KCB Group’s earnings net profit rose by a marginal 1.8 per cent in the first quarter ended March, held back by lower fees and commissions on short-term mobile loans.
The lender reported net earnings of Sh6.37 billion in the review period compared to Sh6.26 billion the year before.
It is the second-largest net profit after Equity Group whose net income surged 63.3 per cent to Sh8.6 billion in the same period on the back of higher interest and non-interest income.
KCB scaled down its mobile loans to mitigate defaults in the wake of the economic difficulty brought by the Covid-19 pandemic, hurting fees from the short-term credit facilities.
Non-interest income consequently fell 20 per cent to Sh6.3 billion from Sh7.8 billion.

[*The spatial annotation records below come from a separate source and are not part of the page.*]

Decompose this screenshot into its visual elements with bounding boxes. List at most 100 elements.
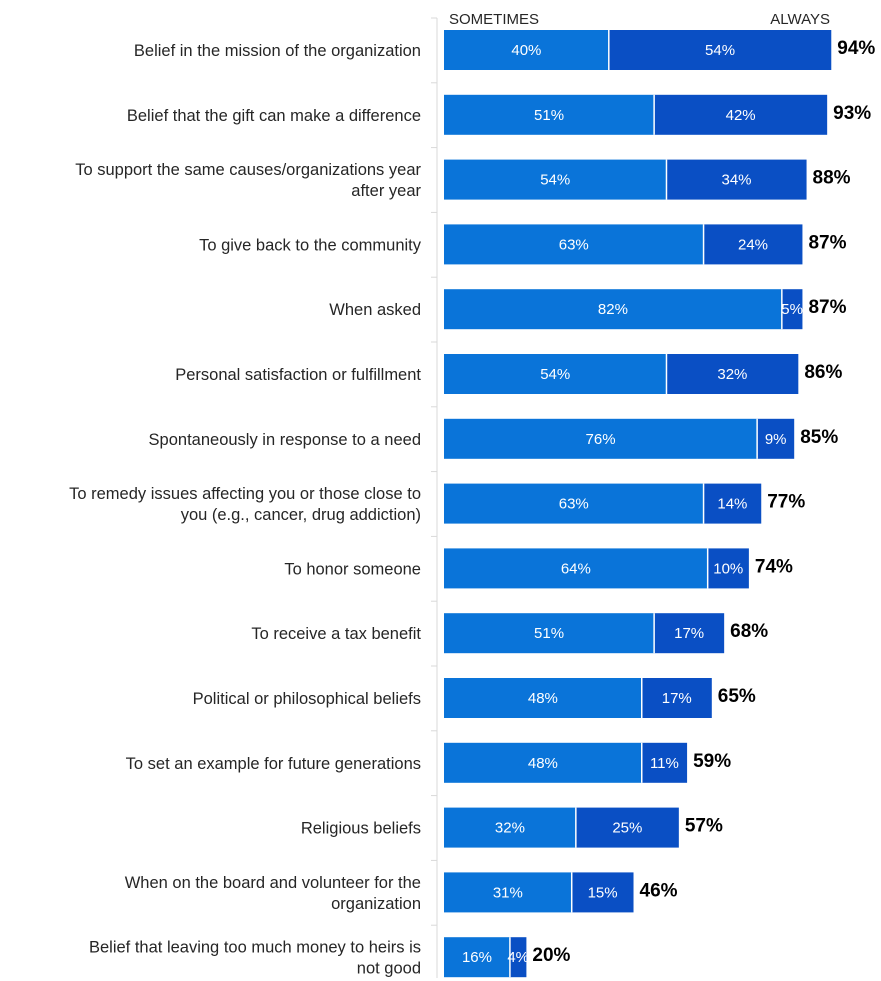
bar-always [781, 289, 803, 330]
value-label-sometimes: 48% [528, 755, 558, 772]
bar-always [666, 354, 799, 394]
value-label-sometimes: 64% [561, 560, 591, 577]
total-label: 93% [833, 103, 871, 124]
total-label: 59% [693, 751, 731, 772]
value-label-always: 24% [738, 236, 768, 253]
value-label-sometimes: 82% [598, 301, 628, 318]
value-label-always: 11% [650, 755, 679, 772]
category-label: To set an example for future generations [126, 755, 421, 773]
value-label-always: 54% [705, 42, 735, 59]
category-label: To support the same causes/organizations… [75, 161, 421, 200]
category-label: Belief that the gift can make a differen… [127, 107, 421, 125]
total-label: 87% [808, 297, 846, 318]
bar-always [666, 159, 807, 200]
category-label: To receive a tax benefit [251, 625, 421, 643]
value-label-sometimes: 51% [534, 107, 564, 124]
bar-sometimes [444, 94, 655, 135]
value-label-sometimes: 76% [586, 431, 616, 448]
category-label: When asked [329, 301, 421, 319]
value-label-always: 17% [674, 625, 704, 642]
bar-always [703, 224, 803, 265]
value-label-sometimes: 40% [511, 42, 541, 59]
bar-always [575, 807, 679, 848]
total-label: 57% [685, 816, 723, 837]
bar-sometimes [444, 548, 708, 589]
legend-always: ALWAYS [770, 11, 830, 28]
bar-sometimes [444, 613, 655, 654]
category-label: Religious beliefs [301, 820, 421, 838]
total-label: 86% [804, 362, 842, 383]
category-label: Spontaneously in response to a need [149, 431, 421, 449]
bar-row: To receive a tax benefit 51% 17% 68% [251, 613, 768, 654]
bar-row: When on the board and volunteer for the o… [125, 872, 678, 913]
bar-sometimes [444, 807, 576, 848]
total-label: 94% [837, 38, 875, 59]
bar-always [571, 872, 634, 913]
value-label-always: 15% [588, 884, 618, 901]
total-label: 85% [800, 427, 838, 448]
bar-always [509, 937, 527, 978]
bar-row: Political or philosophical beliefs 48% 17%… [193, 678, 756, 718]
bar-row: To support the same causes/organizations… [75, 159, 851, 200]
total-label: 88% [813, 168, 851, 189]
bar-row: Spontaneously in response to a need 76% 9%… [149, 418, 838, 459]
total-label: 74% [755, 556, 793, 577]
bars-group: Belief in the mission of the organizatio… [69, 30, 875, 978]
bar-sometimes [444, 742, 642, 783]
bar-sometimes [444, 30, 609, 70]
category-label: Belief that leaving too much money to he… [89, 939, 421, 978]
bar-sometimes [444, 483, 704, 524]
bar-always [654, 94, 828, 135]
bar-row: Belief in the mission of the organizatio… [134, 30, 875, 70]
total-label: 87% [808, 232, 846, 253]
bar-sometimes [444, 159, 667, 200]
bar-row: To give back to the community 63% 24% 87% [199, 224, 847, 265]
value-label-sometimes: 63% [559, 236, 589, 253]
category-label: To honor someone [284, 560, 421, 578]
total-label: 20% [532, 945, 570, 966]
bar-row: To honor someone 64% 10% 74% [284, 548, 793, 589]
bar-always [608, 30, 832, 70]
value-label-sometimes: 54% [540, 366, 570, 383]
value-label-sometimes: 16% [462, 949, 492, 966]
total-label: 65% [718, 686, 756, 707]
bar-sometimes [444, 289, 782, 330]
value-label-sometimes: 31% [493, 884, 523, 901]
bar-row: Personal satisfaction or fulfillment 54% 3… [175, 354, 842, 394]
category-label: Political or philosophical beliefs [193, 690, 421, 708]
value-label-always: 25% [612, 820, 642, 837]
bar-row: Belief that leaving too much money to he… [89, 937, 571, 978]
bar-sometimes [444, 937, 510, 978]
value-label-always: 14% [717, 496, 747, 513]
value-label-sometimes: 54% [540, 172, 570, 189]
bar-always [641, 678, 712, 718]
value-label-sometimes: 63% [559, 496, 589, 513]
bar-row: When asked 82% 5% 87% [329, 289, 847, 330]
category-axis-ticks [431, 17, 437, 926]
category-label: To remedy issues affecting you or those … [69, 485, 421, 524]
value-label-always: 10% [713, 560, 743, 577]
category-label: To give back to the community [199, 236, 422, 254]
total-label: 77% [767, 492, 805, 513]
bar-row: To remedy issues affecting you or those … [69, 483, 805, 524]
bar-row: To set an example for future generations… [126, 742, 731, 783]
value-label-sometimes: 32% [495, 820, 525, 837]
bar-sometimes [444, 872, 572, 913]
value-label-sometimes: 48% [528, 690, 558, 707]
value-label-always: 9% [765, 431, 787, 448]
bar-sometimes [444, 418, 758, 459]
bar-always [641, 742, 688, 783]
value-label-sometimes: 51% [534, 625, 564, 642]
bar-sometimes [444, 678, 642, 718]
category-label: Personal satisfaction or fulfillment [175, 366, 421, 384]
legend-sometimes: SOMETIMES [449, 11, 539, 28]
bar-always [707, 548, 749, 589]
bar-sometimes [444, 224, 704, 265]
value-label-always: 34% [722, 172, 752, 189]
bar-always [757, 418, 795, 459]
value-label-always: 5% [781, 301, 803, 318]
bar-row: Belief that the gift can make a differen… [127, 94, 871, 135]
value-label-always: 17% [662, 690, 692, 707]
value-label-always: 42% [726, 107, 756, 124]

“Overall performance was largely impacted by lower non-interest income due to subdued digital lending on reduced disbursements and lower customer transactions,” chief executive Joshua Oigara said in a statement.

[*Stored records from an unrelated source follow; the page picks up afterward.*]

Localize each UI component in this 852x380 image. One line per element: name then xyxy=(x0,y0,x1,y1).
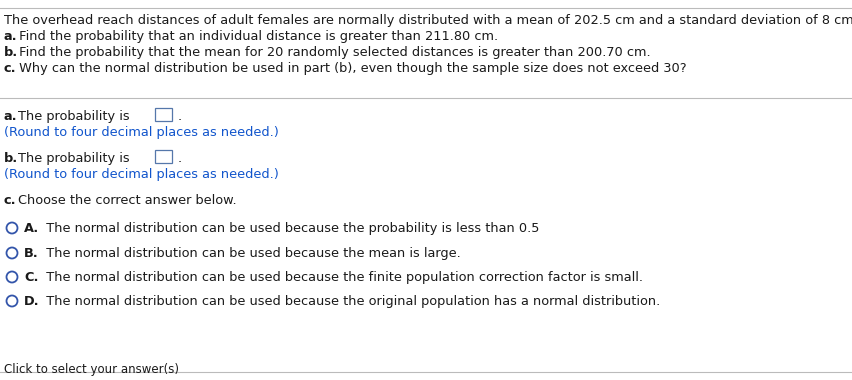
Text: The normal distribution can be used because the original population has a normal: The normal distribution can be used beca… xyxy=(38,295,660,308)
Text: D.: D. xyxy=(24,295,40,308)
FancyBboxPatch shape xyxy=(155,150,172,163)
Text: Choose the correct answer below.: Choose the correct answer below. xyxy=(18,194,237,207)
Text: The overhead reach distances of adult females are normally distributed with a me: The overhead reach distances of adult fe… xyxy=(4,14,852,27)
Text: B.: B. xyxy=(24,247,38,260)
Text: The probability is: The probability is xyxy=(18,152,130,165)
Text: C.: C. xyxy=(24,271,38,284)
Text: Find the probability that an individual distance is greater than 211.80 cm.: Find the probability that an individual … xyxy=(15,30,498,43)
Text: (Round to four decimal places as needed.): (Round to four decimal places as needed.… xyxy=(4,126,279,139)
Text: Click to select your answer(s): Click to select your answer(s) xyxy=(4,363,179,376)
Text: The normal distribution can be used because the probability is less than 0.5: The normal distribution can be used beca… xyxy=(38,222,539,235)
Text: Find the probability that the mean for 20 randomly selected distances is greater: Find the probability that the mean for 2… xyxy=(15,46,651,59)
Text: (Round to four decimal places as needed.): (Round to four decimal places as needed.… xyxy=(4,168,279,181)
Text: c.: c. xyxy=(4,194,17,207)
Text: .: . xyxy=(178,152,182,165)
Text: A.: A. xyxy=(24,222,39,235)
Text: a.: a. xyxy=(4,30,18,43)
Text: Why can the normal distribution be used in part (b), even though the sample size: Why can the normal distribution be used … xyxy=(15,62,687,75)
FancyBboxPatch shape xyxy=(155,108,172,121)
Text: a.: a. xyxy=(4,110,18,123)
Text: The normal distribution can be used because the mean is large.: The normal distribution can be used beca… xyxy=(38,247,461,260)
Text: c.: c. xyxy=(4,62,17,75)
Text: .: . xyxy=(178,110,182,123)
Text: The normal distribution can be used because the finite population correction fac: The normal distribution can be used beca… xyxy=(38,271,643,284)
Text: b.: b. xyxy=(4,46,18,59)
Text: b.: b. xyxy=(4,152,18,165)
Text: The probability is: The probability is xyxy=(18,110,130,123)
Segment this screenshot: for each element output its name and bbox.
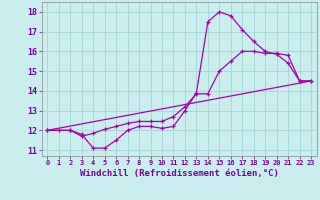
X-axis label: Windchill (Refroidissement éolien,°C): Windchill (Refroidissement éolien,°C) [80, 169, 279, 178]
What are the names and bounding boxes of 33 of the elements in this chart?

The bank started reducing mobile lending in the year ended December when customers took out Sh154 billion, down 27.3 per cent from Sh212.1 billion in 2019.
KCB says the suspension of listing defaulters on credit reference bureaus, which was in place between April and December last year, removed a major deterrence against defaults in mobile lending.

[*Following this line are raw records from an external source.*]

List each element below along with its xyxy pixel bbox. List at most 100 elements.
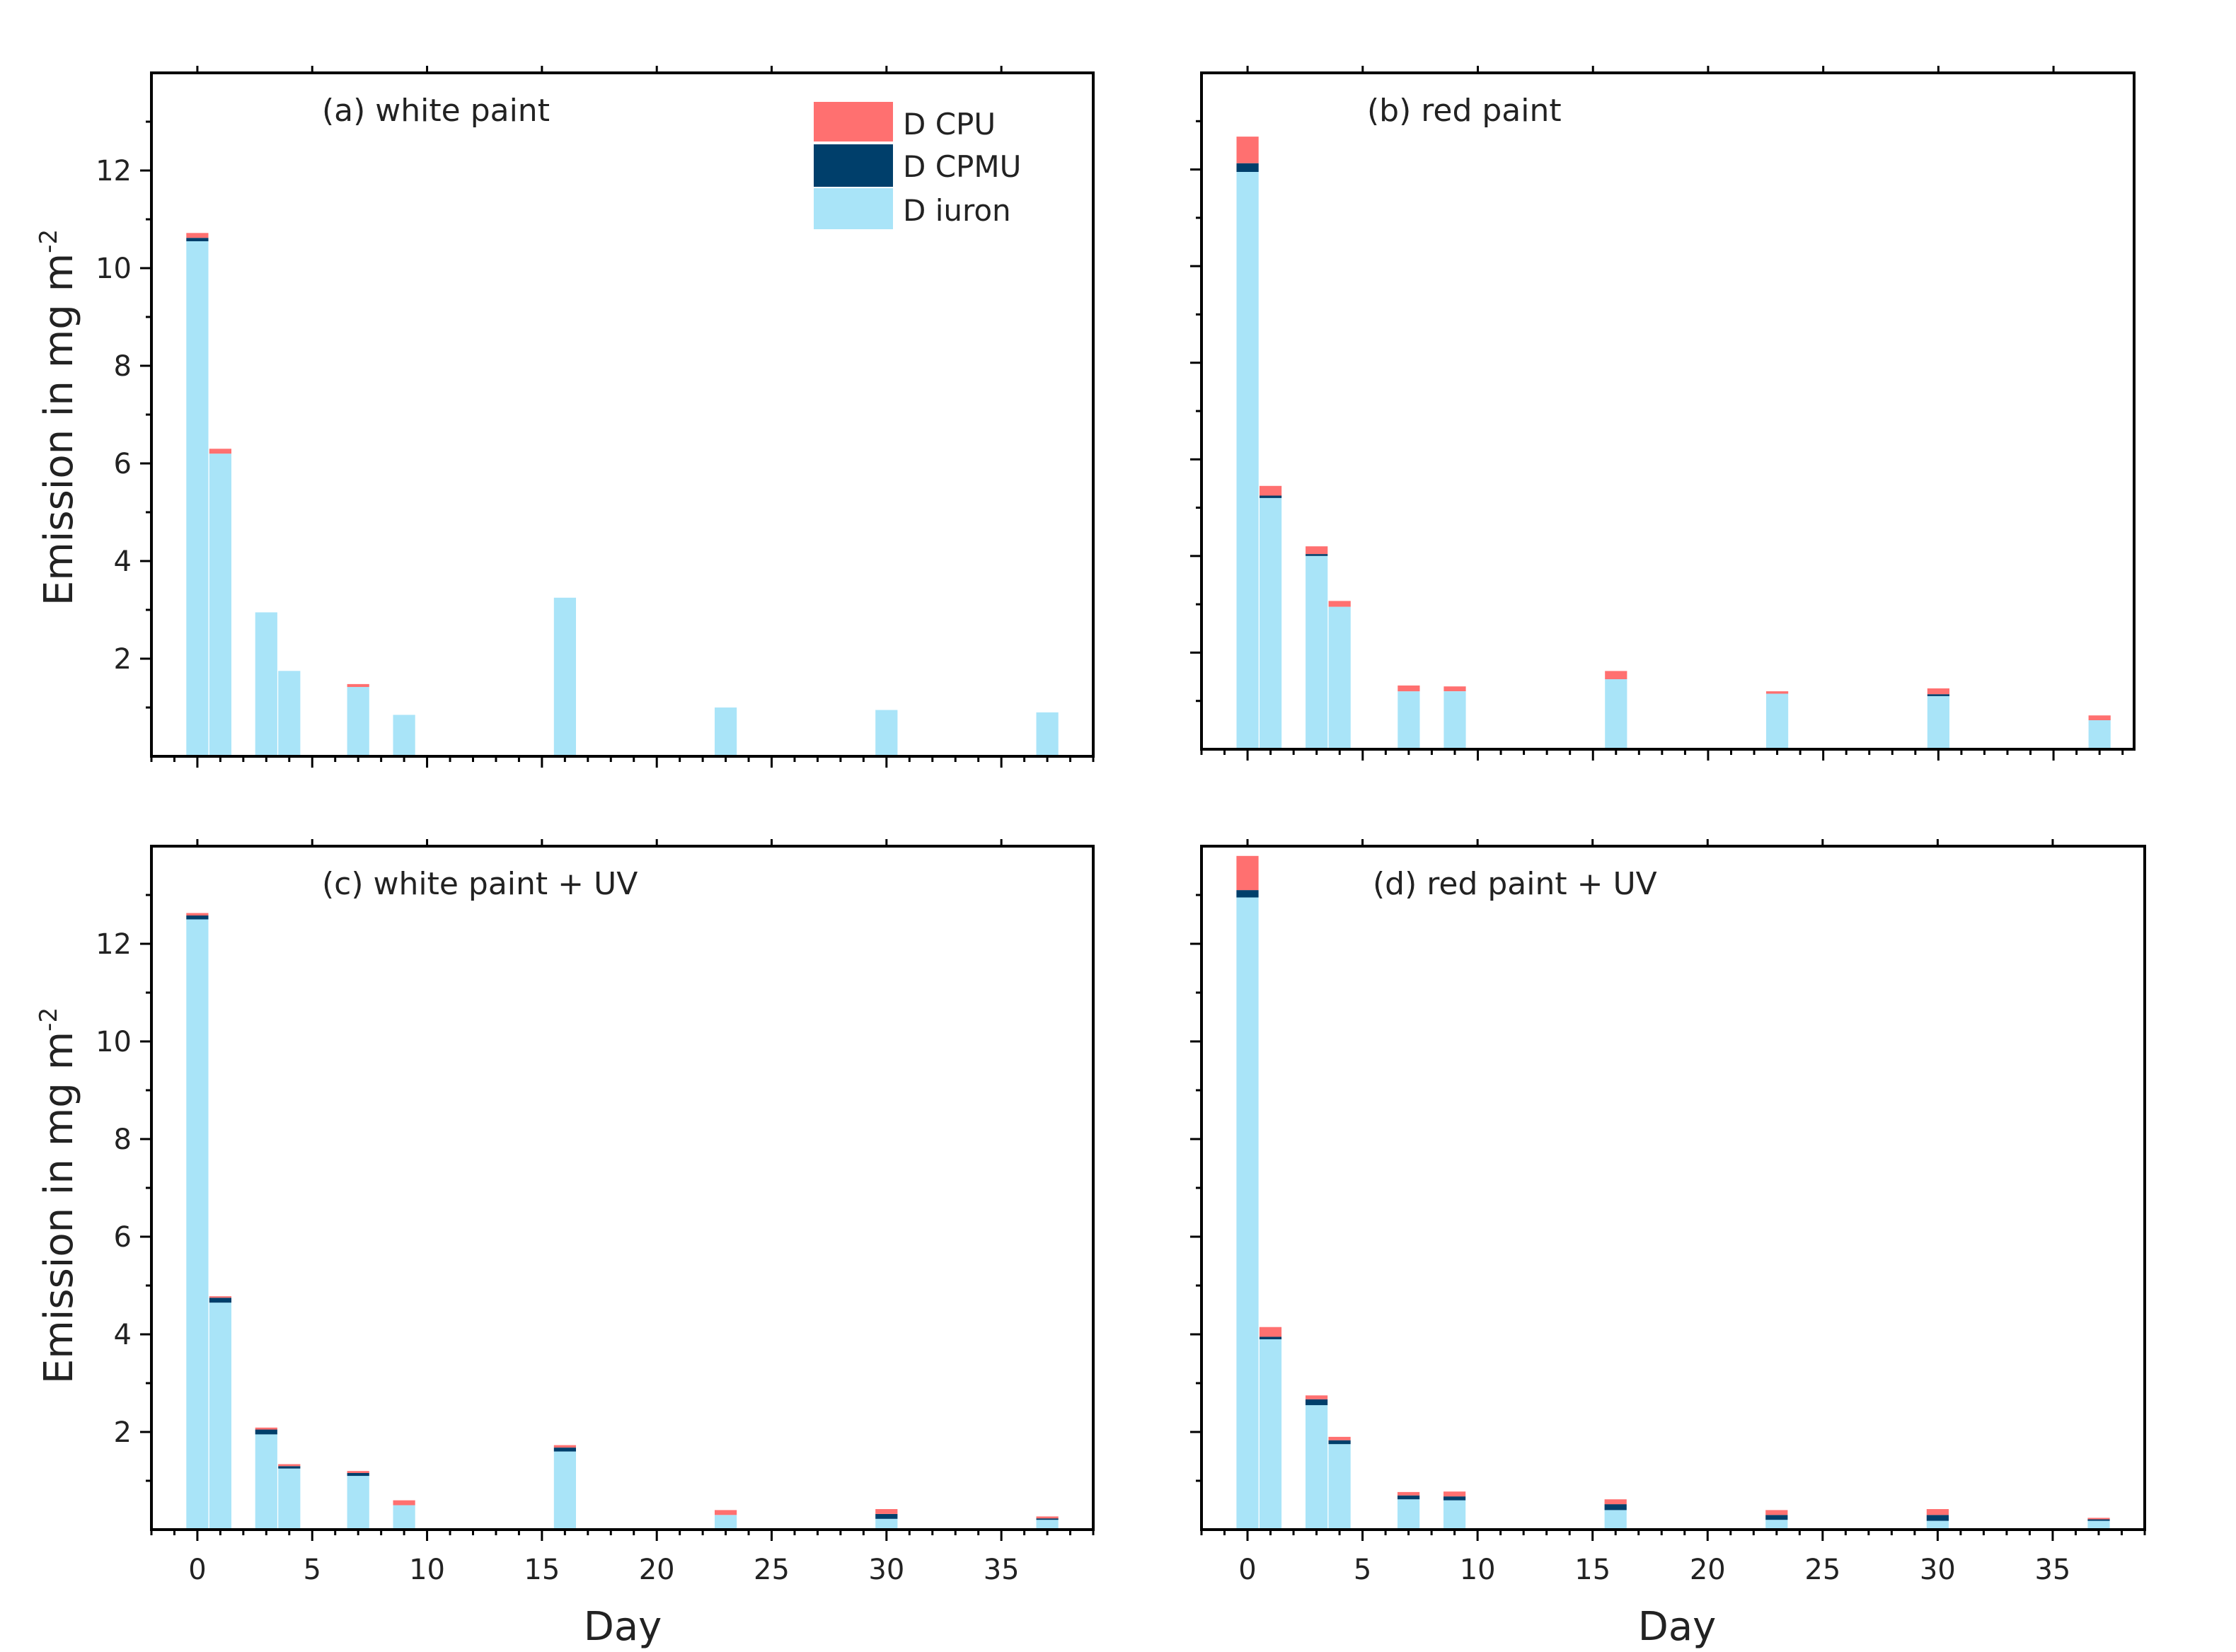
- bar-segment-diuron-day-7: [347, 687, 369, 756]
- y-tick-label-6: 6: [114, 448, 132, 480]
- legend-label-diuron: D iuron: [903, 193, 1011, 228]
- legend-swatch-dcpu: [814, 102, 893, 141]
- bar-segment-dcpu-day-16: [1604, 1499, 1627, 1505]
- bar-segment-diuron-day-3: [1306, 555, 1328, 749]
- bar-segment-dcpmu-day-30: [875, 1513, 898, 1519]
- bar-segment-diuron-day-37: [1036, 712, 1059, 756]
- bar-segment-dcpu-day-3: [255, 1427, 277, 1430]
- x-tick-label-15: 15: [1574, 1554, 1610, 1586]
- x-tick-label-30: 30: [1920, 1554, 1956, 1586]
- bar-segment-dcpmu-day-37: [2087, 1519, 2110, 1521]
- bar-segment-diuron-day-16: [553, 1451, 576, 1530]
- bar-segment-diuron-day-30: [1926, 1520, 1949, 1530]
- bar-segment-dcpu-day-4: [278, 1464, 301, 1467]
- legend-swatch-dcpmu: [814, 144, 893, 187]
- legend-label-dcpu: D CPU: [903, 107, 996, 141]
- bar-segment-diuron-day-16: [1605, 679, 1627, 749]
- bar-segment-diuron-day-0: [186, 919, 209, 1530]
- y-axis-label-superscript: -2: [35, 229, 63, 253]
- panel-a-white-paint: 2 4 6 8 10 12 (a) white paint: [96, 66, 1095, 768]
- bar-segment-dcpu-day-23: [1765, 1510, 1788, 1515]
- x-tick-label-10: 10: [1460, 1554, 1496, 1586]
- bar-segment-diuron-day-9: [393, 1505, 415, 1530]
- bar-segment-diuron-day-37: [2088, 720, 2111, 749]
- panel-title: (a) white paint: [322, 93, 550, 129]
- x-axis-label-right: Day: [1638, 1604, 1717, 1650]
- panel-d-red-paint-uv: 0 5 10 15 20 25 30 35 (d) red paint + UV: [1190, 839, 2146, 1586]
- x-tick-label-20: 20: [1690, 1554, 1726, 1586]
- bar-segment-dcpu-day-9: [1443, 1491, 1466, 1497]
- bar-segment-diuron-day-4: [278, 671, 301, 757]
- plot-frame: [1200, 845, 2146, 1531]
- x-axis-label-left: Day: [584, 1604, 662, 1650]
- bar-segment-dcpmu-day-30: [1926, 1515, 1949, 1521]
- y-tick-label-10: 10: [96, 253, 132, 285]
- bar-segment-dcpu-day-4: [1328, 1436, 1351, 1440]
- bar-segment-diuron-day-30: [1927, 695, 1949, 749]
- bar-segment-diuron-day-23: [715, 707, 737, 756]
- bar-segment-dcpu-day-30: [1927, 688, 1949, 695]
- y-axis-label-text: Emission in mg m: [36, 253, 82, 606]
- bar-segment-dcpu-day-3: [1306, 546, 1328, 555]
- bar-segment-dcpmu-day-37: [1036, 1518, 1059, 1520]
- bar-segment-diuron-day-9: [1443, 691, 1466, 749]
- bar-segment-diuron-day-7: [1398, 1499, 1420, 1530]
- bar-segment-dcpu-day-16: [553, 1445, 576, 1448]
- bar-segment-diuron-day-1: [1260, 497, 1282, 749]
- bar-segment-diuron-day-23: [1766, 693, 1789, 749]
- bar-segment-dcpu-day-30: [1926, 1509, 1949, 1515]
- bar-segment-dcpmu-day-0: [186, 238, 209, 241]
- y-tick-label-10: 10: [96, 1026, 132, 1058]
- bar-segment-diuron-day-9: [1443, 1500, 1466, 1530]
- bar-segment-dcpu-day-1: [209, 449, 231, 454]
- x-tick-label-15: 15: [524, 1554, 560, 1586]
- legend-label-dcpmu: D CPMU: [903, 149, 1021, 184]
- bar-segment-dcpmu-day-4: [1328, 1440, 1351, 1445]
- x-tick-label-5: 5: [304, 1554, 321, 1586]
- bar-segment-dcpmu-day-0: [1236, 163, 1259, 172]
- bar-segment-diuron-day-37: [1036, 1520, 1059, 1530]
- bar-segment-dcpu-day-30: [875, 1509, 898, 1514]
- bar-segment-diuron-day-3: [255, 612, 277, 756]
- bar-segment-dcpmu-day-1: [1260, 495, 1282, 498]
- x-tick-label-25: 25: [754, 1554, 790, 1586]
- bar-segment-dcpu-day-4: [1328, 601, 1351, 607]
- x-tick-label-30: 30: [868, 1554, 904, 1586]
- bar-segment-diuron-day-7: [1398, 691, 1420, 749]
- x-tick-label-10: 10: [409, 1554, 445, 1586]
- bar-segment-dcpu-day-7: [347, 1471, 369, 1473]
- bar-segment-dcpmu-day-7: [347, 1473, 369, 1477]
- bar-segment-diuron-day-16: [553, 597, 576, 757]
- bar-segment-dcpu-day-1: [1260, 485, 1282, 496]
- panel-b-red-paint: (b) red paint: [1190, 66, 2136, 761]
- x-tick-label-0: 0: [188, 1554, 206, 1586]
- x-tick-label-35: 35: [2034, 1554, 2070, 1586]
- bar-segment-dcpu-day-0: [186, 913, 209, 915]
- bar-segment-dcpmu-day-0: [186, 915, 209, 920]
- bar-segment-diuron-day-30: [875, 710, 898, 756]
- bar-segment-dcpu-day-37: [1036, 1516, 1059, 1519]
- bar-segment-diuron-day-16: [1604, 1510, 1627, 1530]
- y-tick-label-4: 4: [114, 545, 132, 578]
- y-tick-label-6: 6: [114, 1221, 132, 1254]
- bar-segment-dcpu-day-0: [186, 233, 209, 238]
- bar-segment-dcpmu-day-3: [255, 1429, 277, 1435]
- legend: D CPU D CPMU D iuron: [814, 102, 1021, 229]
- bar-segment-dcpu-day-7: [347, 683, 369, 687]
- y-tick-label-2: 2: [114, 1416, 132, 1449]
- bar-segment-diuron-day-0: [186, 241, 209, 756]
- bar-segment-dcpmu-day-16: [553, 1448, 576, 1452]
- y-tick-label-12: 12: [96, 155, 132, 187]
- bar-segment-dcpu-day-16: [1605, 671, 1627, 679]
- bar-segment-dcpmu-day-23: [1765, 1515, 1788, 1520]
- bar-segment-dcpu-day-23: [1766, 691, 1789, 694]
- bar-segment-diuron-day-1: [209, 454, 231, 756]
- bar-segment-dcpu-day-9: [1443, 686, 1466, 691]
- panel-c-white-paint-uv: 0 5 10 15 20 25 30 35 2 4 6 8 10 12 (c) white paint +…: [96, 839, 1095, 1586]
- bar-segment-diuron-day-4: [1328, 1444, 1351, 1530]
- bar-segment-diuron-day-1: [1259, 1339, 1282, 1530]
- x-tick-label-20: 20: [639, 1554, 675, 1586]
- y-tick-label-4: 4: [114, 1319, 132, 1351]
- bar-segment-diuron-day-37: [2087, 1520, 2110, 1530]
- bar-segment-dcpu-day-7: [1398, 685, 1420, 692]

The lender’s total interest income from loans and government debt securities rose 8.7 per cent to Sh21.9 per cent.
Its loan book expanded 7.8 per cent to Sh597.1 billion while investment in bonds and T-bills rose by a marginal 1.4 per cent to Sh190.5 billion.
Loan loss provision was flat at Sh2.8 billion despite gross non-performing loans jumping 48 per cent to Sh98 billion, indicating increased confidence about the economic outlook.
“Quarter two of the year started with a month-long lockdown in Kenya, a reminder that the pandemic is not over yet,” Mr Oigara said.
“We however expect to see a recovery in the last two months of the quarter with an increase in uptake on our mobile platform –VOOMA and a strong balance sheet growth.”